In step S44, after the classification of the complex information category is completed, a regular expression is designed to extract target information based on a keyword matching policy, where the target information is information used for representing the professional skills and technical levels of an applicant in resume text data, and the information is extracted to be used for matching with information representing the job requirements extracted from the recruitment information of a recruitment enterprise, and when the information is matched, according to the job requirement information, for example, according to the requirement that the applicant needs to have professional certification of a high-level software engineer in the recruitment information, the regular expression is designed based on the information, the target information extracted from the complex information category is screened, and if the corresponding information is retrieved, the resume text is stored in a database, otherwise, the resume text is regarded as not meeting the job requirements.

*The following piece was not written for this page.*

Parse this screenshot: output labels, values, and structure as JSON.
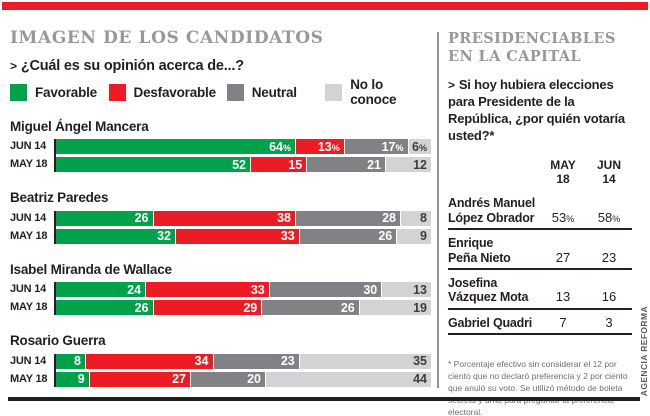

The above description is only for the purpose of illustrating the preferred embodiments of the present invention and is not to be construed as limiting the invention, and any modifications, equivalents, improvements and the like that fall within the spirit and principle of the present invention are intended to be included therein.

Claims

1. An intelligent resume evaluation method, comprising:

obtaining resume text data from a database one by one, and screening the resume text data, wherein the screening comprises the following steps: removing the resume text which does not meet the condition from the resume text data; acquiring the screened resume text data one by one, wherein the resume text which does not meet the condition is the resume text which does not adopt a semi-structured data form;

extracting data from the resume text data, including:

extracting data from the basic information class;

classifying the complex information class set;

extracting target information from a complex information class, wherein the data comprises: one or more attributes characterizing an applicant;

2. The intelligent resume evaluation method according to claim 1, wherein when the resume text is divided into a basic information class and a complex information class set, keywords are identified by adopting a matching strategy based on a regular expression to find division points; if no recognizable keywords exist, the first 5-10 lines of text of the resume text are taken as fuzzy basic information classes to extract data.

3. The intelligent resume evaluation method of claim 1, wherein extracting data from the basic information class comprises:

identifying the content of the strong identification element;

the element type is determined based on the element context location.

4. The intelligent resume evaluation method according to claim 1, wherein when the complex information class set is classified, firstly, a key character matching strategy based on a regular expression is adopted to classify the complex information class set; if the matched key words can not be found, the complex information class set is classified by analyzing the format and the font of the text, or the automatic classification algorithm based on the simple vector is used for classification.

5. The intelligent resume evaluation method according to claim 1, wherein when extracting target information from the complex information class, a regular expression-based key character matching strategy is adopted to extract the target information, and the target information is information used for representing professional skills and technical levels of an applicant in resume text data.